Unlike ordinary magnets, electromagnets heat up. These man made devices do everything a magnet can do and much more. They are particularly useful because it is possible to make them have any desired field strength and become stronger or weaker or even turned off.
Basically, electromagnets are coils of wire wrapped around a metal core, which in turn are connected to a battery. Although they are easy to make, they can have a problem with overheating if given more voltage than their wires can withstand. Fortunately, with careful design, this problem can be avoided.
As mentioned, it is possible to avoid heating of electromagnets. To do this, you can multiply the diameter of the electromagnets, i.e. the distance from one side of the coil to the other, by 3.14. Then, multiply this figure by the number of turns on the coil you are using.
This will give you the length of cable your electromagnet will use. If you measured the diameter in inches, the length will then be in inches. If the measurement was in centimeters, the length will be in centimeters.
Then, dwell the wire gauge resistance chart and select a random wire gauge. Look at how many ohms of resistance the wire gauge has per foot, meter, or your chosen unit of measure. Multiply this by the length of cable your electromagnet will require. The resulting figure will be the number of ohms of resistance your wire will have in that meter.
Next, divide the voltage of the battery you intend to use by the resistance of the cable you are considering. The result will be the current that will flow in that cable when it is connected.
You can compare this figure to the maximum current rating for that caliber wire on the current rating wire gauge chart. If the current your electromagnet will draw is greater than the maximum for which the meter is rated, do the calculations again, but with a smaller gauge wire.
The lower the gauge, the wider the cable and the more current it can carry. Repeat this process until you find a meter that safely transmits the current your device will produce without overheating.
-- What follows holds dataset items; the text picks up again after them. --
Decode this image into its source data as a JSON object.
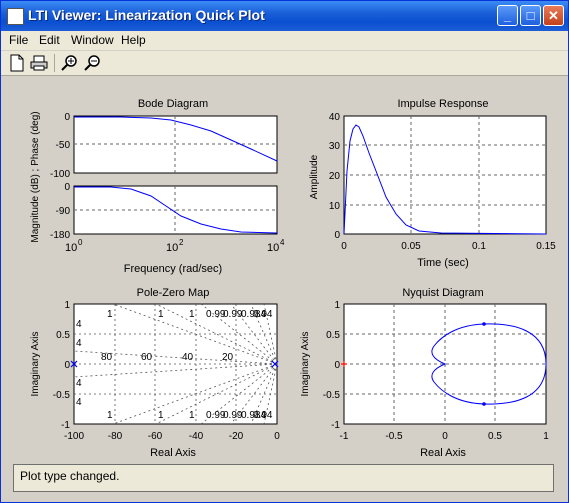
{
  "window": {
    "title": "LTI Viewer: Linearization Quick Plot"
  },
  "menu": [
    "File",
    "Edit",
    "Window",
    "Help"
  ],
  "toolbar": {
    "icons": [
      "new-file-icon",
      "print-icon",
      "zoom-in-icon",
      "zoom-out-icon"
    ]
  },
  "bode": {
    "title": "Bode Diagram",
    "ylabel": "Magnitude (dB) ; Phase (deg)",
    "xlabel": "Frequency  (rad/sec)",
    "mag_ticks": [
      "0",
      "-50",
      "-100"
    ],
    "phase_ticks": [
      "0",
      "-90",
      "-180"
    ],
    "x_tick_base": "10",
    "x_tick_exps": [
      "0",
      "2",
      "4"
    ]
  },
  "impulse": {
    "title": "Impulse Response",
    "ylabel": "Amplitude",
    "xlabel": "Time (sec)",
    "yticks": [
      "40",
      "30",
      "20",
      "10",
      "0"
    ],
    "xticks": [
      "0",
      "0.05",
      "0.1",
      "0.15"
    ]
  },
  "pzmap": {
    "title": "Pole-Zero Map",
    "ylabel": "Imaginary Axis",
    "xlabel": "Real Axis",
    "yticks": [
      "1",
      "0.5",
      "0",
      "-0.5",
      "-1"
    ],
    "xticks": [
      "-100",
      "-80",
      "-60",
      "-40",
      "-20",
      "0"
    ],
    "damping_top": [
      "1",
      "1",
      "1",
      "0.99",
      "0.99",
      "0.984",
      "0.94"
    ],
    "damping_bottom": [
      "1",
      "1",
      "1",
      "0.99",
      "0.99",
      "0.984",
      "0.94"
    ],
    "left_labels": [
      "4",
      "4",
      "4",
      "4"
    ],
    "freq_labels": [
      "80",
      "60",
      "40",
      "20"
    ]
  },
  "nyquist": {
    "title": "Nyquist Diagram",
    "ylabel": "Imaginary Axis",
    "xlabel": "Real Axis",
    "yticks": [
      "1",
      "0.5",
      "0",
      "-0.5",
      "-1"
    ],
    "xticks": [
      "-1",
      "-0.5",
      "0",
      "0.5",
      "1"
    ]
  },
  "chart_data": [
    {
      "type": "line",
      "title": "Bode Diagram",
      "xscale": "log",
      "xlim": [
        1,
        10000
      ],
      "series": [
        {
          "x": [
            1,
            100,
            1000,
            10000
          ],
          "values": [
            0,
            -3,
            -35,
            -80
          ]
        },
        {
          "x": [
            1,
            10,
            100,
            1000,
            10000
          ],
          "values": [
            0,
            -15,
            -90,
            -170,
            -180
          ]
        }
      ]
    },
    {
      "type": "line",
      "title": "Impulse Response",
      "xlim": [
        0,
        0.15
      ],
      "ylim": [
        0,
        40
      ],
      "x": [
        0,
        0.004,
        0.008,
        0.01,
        0.015,
        0.02,
        0.03,
        0.04,
        0.05,
        0.06,
        0.08,
        0.15
      ],
      "values": [
        0,
        25,
        35,
        37,
        33,
        26,
        14,
        6,
        2.5,
        1,
        0.2,
        0
      ]
    },
    {
      "type": "scatter",
      "title": "Pole-Zero Map",
      "xlim": [
        -100,
        0
      ],
      "ylim": [
        -1,
        1
      ],
      "points": [
        {
          "x": -100,
          "y": 0
        },
        {
          "x": 0,
          "y": 0
        }
      ]
    },
    {
      "type": "line",
      "title": "Nyquist Diagram",
      "xlim": [
        -1,
        1
      ],
      "ylim": [
        -1,
        1
      ],
      "x": [
        1,
        0.75,
        0.4,
        0.1,
        -0.08,
        -0.12,
        0,
        -0.12,
        -0.08,
        0.1,
        0.4,
        0.75,
        1
      ],
      "values": [
        0,
        0.5,
        0.67,
        0.6,
        0.35,
        0.12,
        0,
        -0.12,
        -0.35,
        -0.6,
        -0.67,
        -0.5,
        0
      ]
    }
  ],
  "status": "Plot type changed."
}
You have to keep in mind that:
Generally speaking, yes. Electromagnets are in many of the everyday objects that we hadn’t even noticed could have one inside. Among their most frequent uses, and in which their presence could not be replaced by any other element, are electric motors, which usually heats the electromagnet very frequently.
To clarify all your doubts about why electromagnets heat up, at IMA we help you choose the type of magnet that best suits your needs. If you have any doubt, ask us.